The 21st century liberal line is
that 'slavery is wrong', as if in our time
we speak for all history,
and in our time we can account
for what history was meant to be.
But history tells a different story,
and the older the times we look back on
the less reliable it gets, and harder it is
to explain the times are to account for,
and yet we should examine them closely
to find the humane and compelling in these accounts.
We can't know who wrote those account about powerful men,
any more than we can know what the men were like as children
or the women their mothers were, and what parenting was like.

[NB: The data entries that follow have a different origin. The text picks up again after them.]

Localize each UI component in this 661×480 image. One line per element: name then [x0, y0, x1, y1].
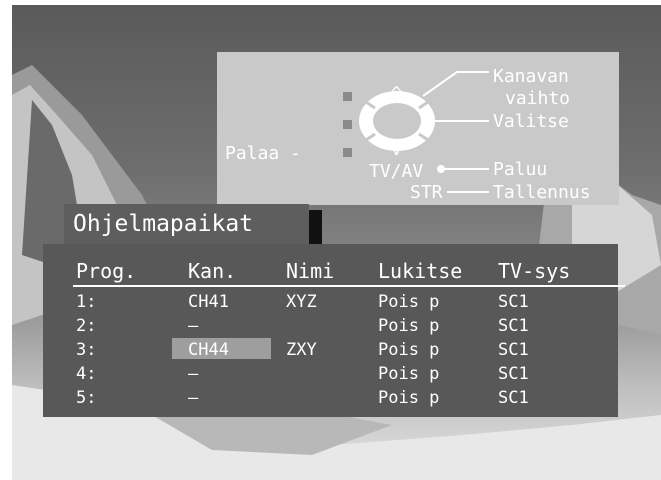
up-arrow-icon: ^ [391, 83, 402, 104]
column-header-prog: Prog. [76, 259, 137, 283]
tv-av-label: TV/AV [369, 161, 424, 182]
cell-lock[interactable]: Pois p [378, 290, 439, 314]
select-label: Valitse [493, 111, 569, 132]
cell-lock[interactable]: Pois p [378, 386, 439, 410]
down-arrow-icon: v [391, 139, 402, 160]
remote-help-panel: ^ v − + Kanavan vaihto Valitse Palaa - T… [217, 52, 619, 205]
column-header-lock: Lukitse [378, 259, 463, 283]
cell-prog: 4: [76, 364, 97, 384]
color-key-square-icon [343, 92, 352, 101]
plus-icon: + [425, 111, 436, 132]
cell-channel[interactable]: – [188, 386, 198, 410]
cell-channel[interactable]: CH41 [188, 290, 229, 314]
header-divider [73, 285, 625, 287]
back-label: Palaa - [225, 143, 301, 164]
cell-lock[interactable]: Pois p [378, 338, 439, 362]
cell-tv-sys[interactable]: SC1 [498, 362, 529, 386]
cell-channel-selected[interactable]: CH44 [188, 338, 229, 362]
program-table: Prog. Kan. Nimi Lukitse TV-sys 1: CH41 X… [43, 244, 625, 417]
cell-name[interactable]: ZXY [286, 338, 317, 362]
channel-change-label-line2: vaihto [505, 88, 571, 109]
page-title: Ohjelmapaikat [64, 204, 309, 244]
save-label: Tallennus [493, 182, 591, 203]
color-key-square-icon [343, 148, 352, 157]
cell-prog: 3: [76, 340, 97, 360]
cell-tv-sys[interactable]: SC1 [498, 386, 529, 410]
cell-tv-sys[interactable]: SC1 [498, 338, 529, 362]
cell-prog: 2: [76, 316, 97, 336]
cell-tv-sys[interactable]: SC1 [498, 290, 529, 314]
tv-screen: ^ v − + Kanavan vaihto Valitse Palaa - T… [12, 5, 661, 480]
cell-name[interactable]: XYZ [286, 290, 317, 314]
column-header-name: Nimi [286, 259, 335, 283]
cell-channel[interactable]: – [188, 362, 198, 386]
cell-prog: 5: [76, 388, 97, 408]
color-key-square-icon [343, 120, 352, 129]
return-label: Paluu [493, 159, 548, 180]
cell-tv-sys[interactable]: SC1 [498, 314, 529, 338]
column-header-tv-sys: TV-sys [498, 259, 571, 283]
column-header-channel: Kan. [188, 259, 237, 283]
cell-lock[interactable]: Pois p [378, 362, 439, 386]
str-label: STR [410, 182, 443, 203]
cell-channel[interactable]: – [188, 314, 198, 338]
cell-prog: 1: [76, 292, 97, 312]
channel-change-label-line1: Kanavan [493, 66, 569, 87]
minus-icon: − [361, 111, 372, 132]
cell-lock[interactable]: Pois p [378, 314, 439, 338]
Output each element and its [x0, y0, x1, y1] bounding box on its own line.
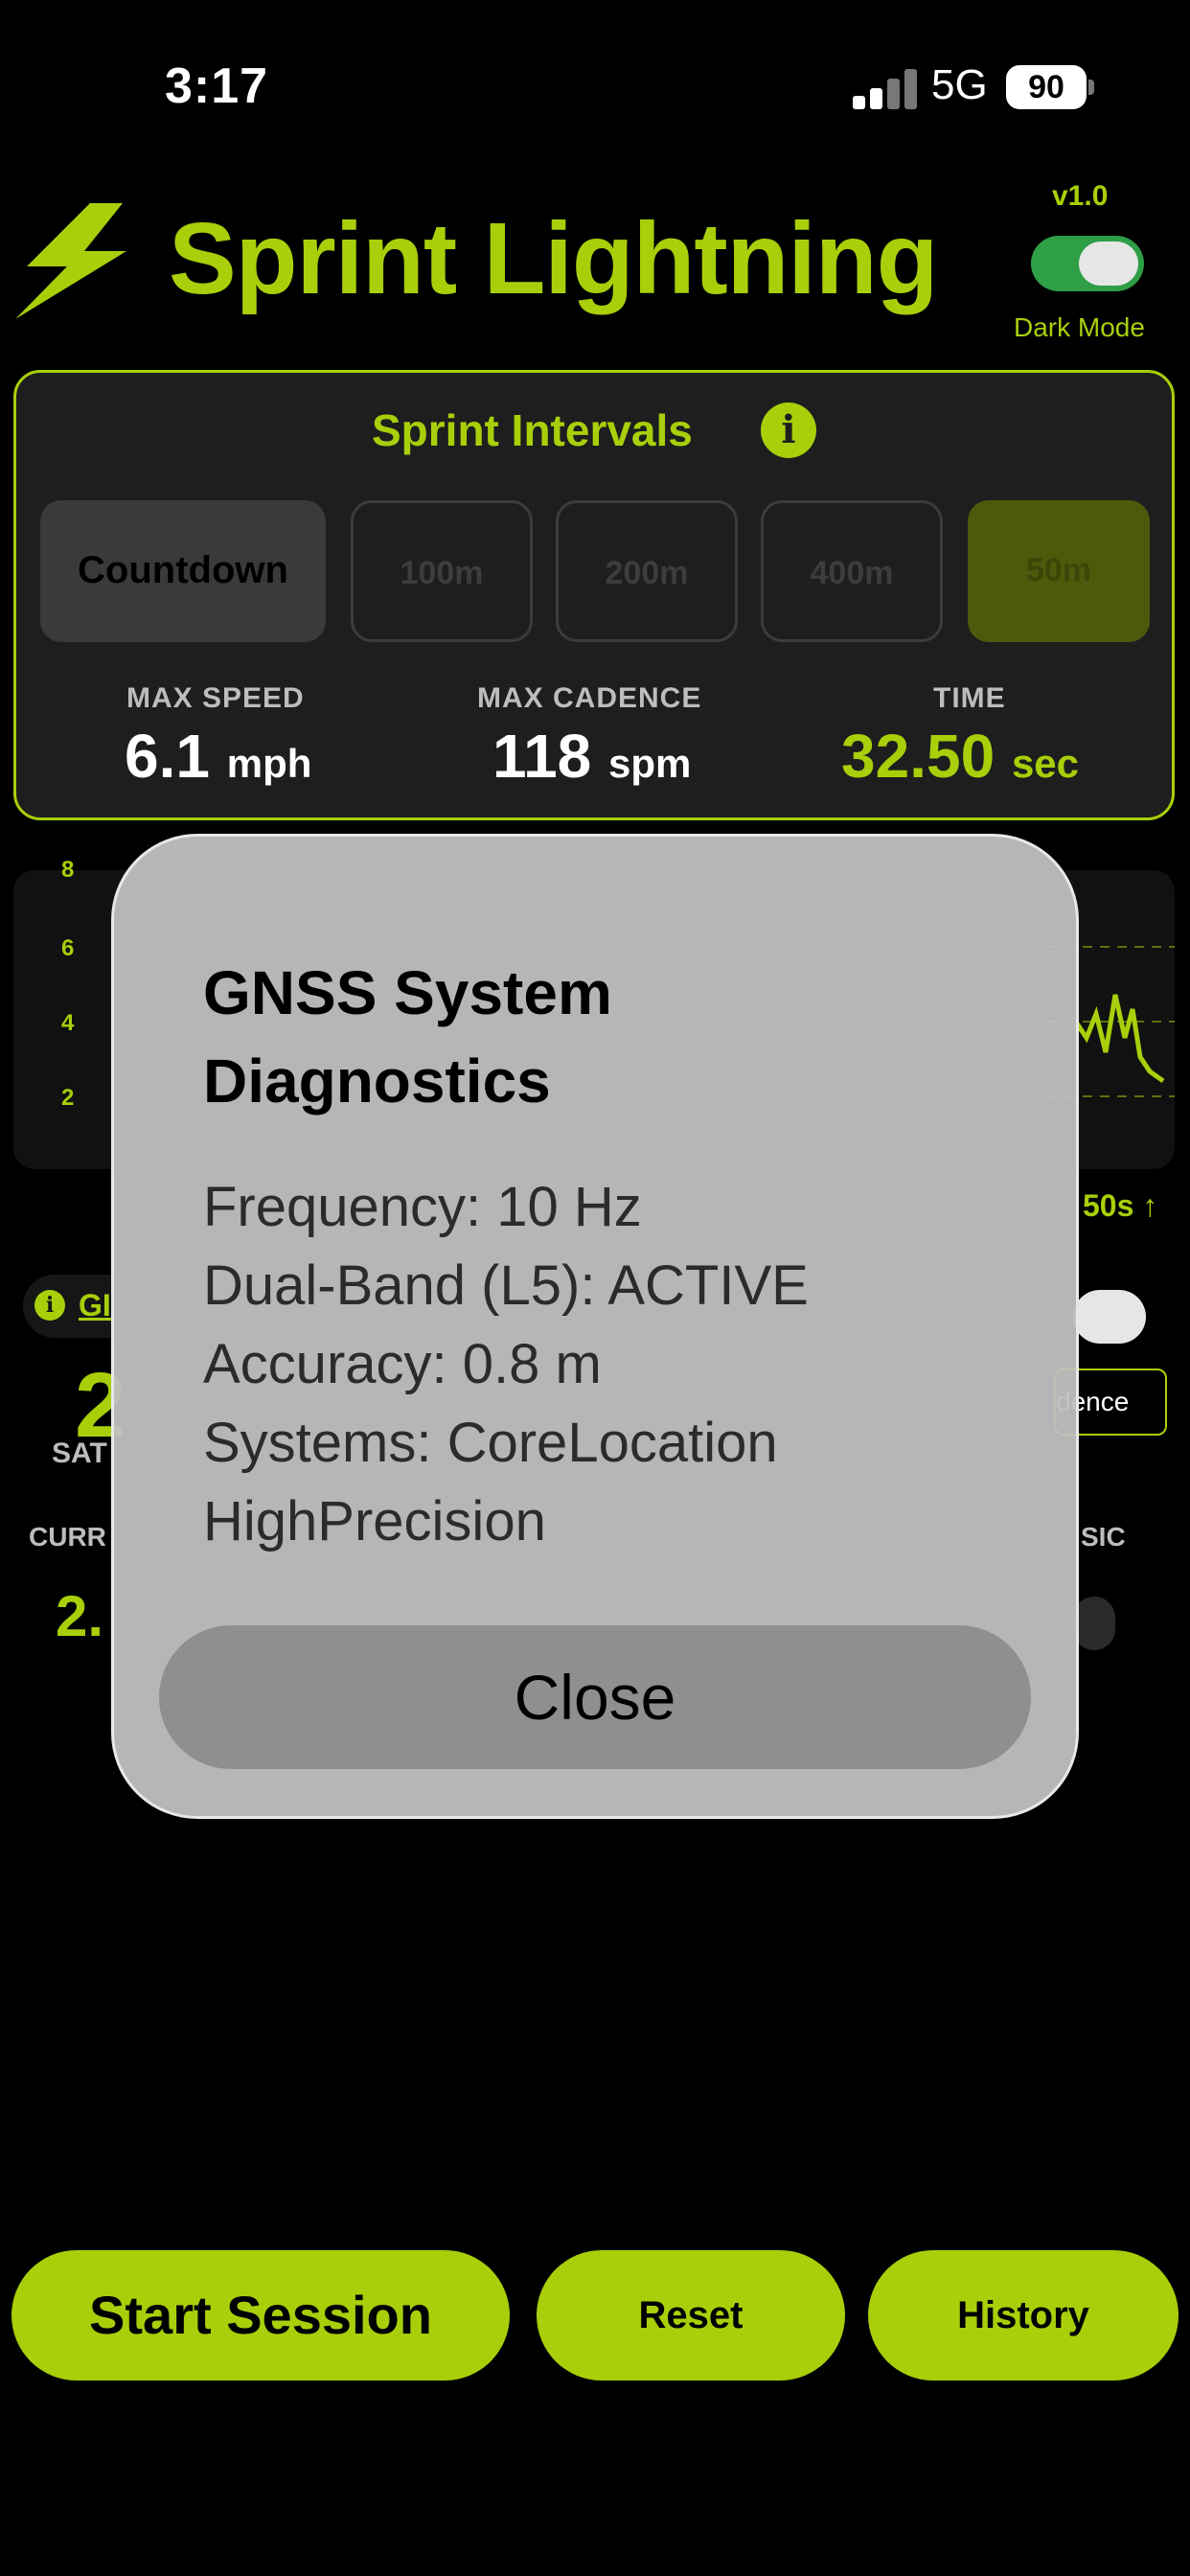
- segment-50m[interactable]: 50m: [968, 500, 1150, 642]
- info-icon: i: [34, 1290, 65, 1321]
- close-button[interactable]: Close: [159, 1625, 1031, 1769]
- battery-icon: 90: [1006, 65, 1087, 109]
- network-type: 5G: [931, 61, 988, 108]
- status-time: 3:17: [165, 58, 269, 114]
- segment-100m[interactable]: 100m: [351, 500, 533, 642]
- battery-nub: [1088, 80, 1094, 95]
- systems-line-continued: HighPrecision: [203, 1490, 546, 1552]
- systems-line: Systems: CoreLocation: [203, 1412, 778, 1474]
- segment-200m[interactable]: 200m: [556, 500, 738, 642]
- panel-title: Sprint Intervals: [372, 405, 693, 455]
- cellular-signal-icon: [853, 69, 918, 109]
- reset-button[interactable]: Reset: [537, 2250, 845, 2380]
- music-toggle[interactable]: [1073, 1597, 1115, 1650]
- max-speed-value: 6.1 mph: [125, 722, 312, 791]
- dark-mode-label: Dark Mode: [1014, 312, 1145, 342]
- info-icon[interactable]: i: [761, 402, 816, 458]
- current-label: CURR: [29, 1522, 106, 1552]
- time-label: TIME: [933, 682, 1006, 714]
- gps-chip-label: GI: [79, 1288, 111, 1322]
- version-label: v1.0: [1052, 180, 1109, 212]
- accuracy-line: Accuracy: 0.8 m: [203, 1333, 602, 1395]
- lightning-bolt-icon: [15, 203, 126, 319]
- dark-mode-toggle[interactable]: [1031, 236, 1144, 291]
- start-session-button[interactable]: Start Session: [11, 2250, 510, 2380]
- modal-title: GNSS System Diagnostics: [203, 958, 612, 1116]
- music-label: SIC: [1081, 1522, 1126, 1552]
- dual-band-line: Dual-Band (L5): ACTIVE: [203, 1254, 809, 1317]
- chart-x-label: 50s ↑: [1083, 1188, 1158, 1223]
- history-button[interactable]: History: [868, 2250, 1179, 2380]
- app-title: Sprint Lightning: [169, 202, 938, 315]
- max-cadence-value: 118 spm: [492, 722, 692, 791]
- frequency-line: Frequency: 10 Hz: [203, 1176, 642, 1238]
- max-speed-label: MAX SPEED: [126, 682, 305, 714]
- segment-400m[interactable]: 400m: [761, 500, 943, 642]
- settings-toggle[interactable]: [1073, 1290, 1146, 1344]
- satellite-label: SAT: [52, 1438, 107, 1469]
- time-value: 32.50 sec: [841, 722, 1080, 791]
- max-cadence-label: MAX CADENCE: [477, 682, 702, 714]
- segment-countdown[interactable]: Countdown: [40, 500, 326, 642]
- current-value: 2.: [56, 1584, 104, 1648]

The lives of women and children were seen
as too weak and inconsequential
for accounts of them to be thought to matter.
In this historical vacuum lived the domestic slaves,
where they were like women and children,
where they were all became the property of male masters
and patriarchs who owned everything that was owned,
from cattle, sheep, to family, servants, and language.
For slaves domestic slavery to a household
was a way of escaping homelessness, poverty,
and worse; it was better than the alternative.
Where histories record a loss of choice,
we must recognise history as the outcome
of the Hobson's choice past for the present day.
With the enlightenment came industrial slavery
and an industrial scale slave trade, in which
the rich countries named the poor countries
ransacked them for resources, and abducted
their population to process what ransacked
and dumped the slaves, their names lost from history,
in moves which were the opposite of domestic slavery.
Where domestic slavery housed those it contracted,
in their lack of means, industries of every type
made millions not just homeless but stateless,
existing well beyond their means of reversing it.